The Delhi patient is undergoing treatment at the Lok Nayak Jai Prakash Narayan (LNJP) Hospital and has reported weakness, officials said according to PTI. Earlier, a 37-year-old fully vaccinated person who returned from Tanzania became the first Omicron patient in the national capital. The patient, a resident of Ranchi, had traveled to Delhi on December 2.
Besides Delhi, Omicron cases have also been found in Maharashtra, Gujarat, Rajasthan, and Karnataka. Maharashtra currently has the highest number of infections at 17 and patients include a three-year-old child, according to health officials. Meanwhile, authorities in the state capital Mumbai have banned gatherings and rallies for Saturday and Sunday in view of the rising cases.

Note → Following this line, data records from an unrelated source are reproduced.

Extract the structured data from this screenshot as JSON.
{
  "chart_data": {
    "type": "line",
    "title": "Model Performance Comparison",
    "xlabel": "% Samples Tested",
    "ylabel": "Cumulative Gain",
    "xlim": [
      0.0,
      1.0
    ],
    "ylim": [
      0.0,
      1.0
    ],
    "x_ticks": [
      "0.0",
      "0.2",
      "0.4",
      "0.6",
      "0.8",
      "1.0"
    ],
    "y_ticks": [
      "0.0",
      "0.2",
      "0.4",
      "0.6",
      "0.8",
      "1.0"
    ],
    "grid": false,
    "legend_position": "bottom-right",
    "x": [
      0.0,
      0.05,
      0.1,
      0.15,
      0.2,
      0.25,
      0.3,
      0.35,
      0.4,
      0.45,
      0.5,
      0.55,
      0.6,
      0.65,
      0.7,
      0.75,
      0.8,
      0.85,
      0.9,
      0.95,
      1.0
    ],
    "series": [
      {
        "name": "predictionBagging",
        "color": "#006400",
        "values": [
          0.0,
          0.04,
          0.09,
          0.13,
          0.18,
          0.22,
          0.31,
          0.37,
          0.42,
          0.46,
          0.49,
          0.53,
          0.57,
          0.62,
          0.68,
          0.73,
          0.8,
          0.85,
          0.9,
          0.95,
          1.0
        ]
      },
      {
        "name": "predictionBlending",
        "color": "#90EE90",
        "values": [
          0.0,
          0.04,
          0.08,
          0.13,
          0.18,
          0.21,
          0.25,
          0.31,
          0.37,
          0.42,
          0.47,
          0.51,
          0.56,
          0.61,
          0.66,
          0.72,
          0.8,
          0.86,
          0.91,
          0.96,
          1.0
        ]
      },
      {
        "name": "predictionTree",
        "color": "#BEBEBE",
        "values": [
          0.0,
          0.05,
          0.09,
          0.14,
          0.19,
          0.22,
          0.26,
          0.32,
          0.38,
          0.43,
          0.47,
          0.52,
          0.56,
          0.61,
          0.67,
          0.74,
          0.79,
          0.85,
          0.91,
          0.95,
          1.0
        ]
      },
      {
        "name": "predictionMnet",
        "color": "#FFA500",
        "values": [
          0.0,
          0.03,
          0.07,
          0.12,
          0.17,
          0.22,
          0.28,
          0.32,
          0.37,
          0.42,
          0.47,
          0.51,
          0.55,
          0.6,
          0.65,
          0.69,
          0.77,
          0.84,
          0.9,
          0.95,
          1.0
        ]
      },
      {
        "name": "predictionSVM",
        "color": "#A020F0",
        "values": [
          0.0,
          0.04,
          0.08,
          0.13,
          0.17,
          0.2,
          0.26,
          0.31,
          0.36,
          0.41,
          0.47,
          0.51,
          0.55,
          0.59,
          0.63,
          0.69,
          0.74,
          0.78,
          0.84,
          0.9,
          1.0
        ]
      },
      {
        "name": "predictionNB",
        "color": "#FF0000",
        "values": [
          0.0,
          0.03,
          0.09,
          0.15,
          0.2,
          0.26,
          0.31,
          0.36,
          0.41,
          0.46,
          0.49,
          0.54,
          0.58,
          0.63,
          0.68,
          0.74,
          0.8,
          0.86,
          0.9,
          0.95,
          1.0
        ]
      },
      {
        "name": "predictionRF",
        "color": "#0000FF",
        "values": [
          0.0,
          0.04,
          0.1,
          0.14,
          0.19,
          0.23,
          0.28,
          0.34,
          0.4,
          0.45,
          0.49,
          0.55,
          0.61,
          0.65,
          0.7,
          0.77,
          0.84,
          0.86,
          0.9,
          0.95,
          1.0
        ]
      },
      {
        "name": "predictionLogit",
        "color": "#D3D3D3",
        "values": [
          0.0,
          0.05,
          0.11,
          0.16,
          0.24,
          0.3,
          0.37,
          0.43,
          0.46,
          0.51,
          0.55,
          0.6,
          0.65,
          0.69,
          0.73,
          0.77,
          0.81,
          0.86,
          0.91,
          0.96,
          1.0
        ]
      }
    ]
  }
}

On Friday, officials of the central government warned against laxity amid the threat posed by Omicron. They stressed the importance of vaccination and face masks. "WHO (World Health Organization) is warning against the decline in mask usage. The global scene of Omicron is disturbing...We are now operating at a risky level," said Dr. VK Paul, the chief of the Centre's COVID-19 task force.
Two doses of a COVID-19 vaccine are not enough to prevent you from catching the Omicron variant, according to scientists in the United Kingdom. But a booster shot prevents around 75% of people from reporting any coronavirus symptoms, their analysis found. The United States-based Pfizer and BioNTech also said an additional dose of vaccine may be needed.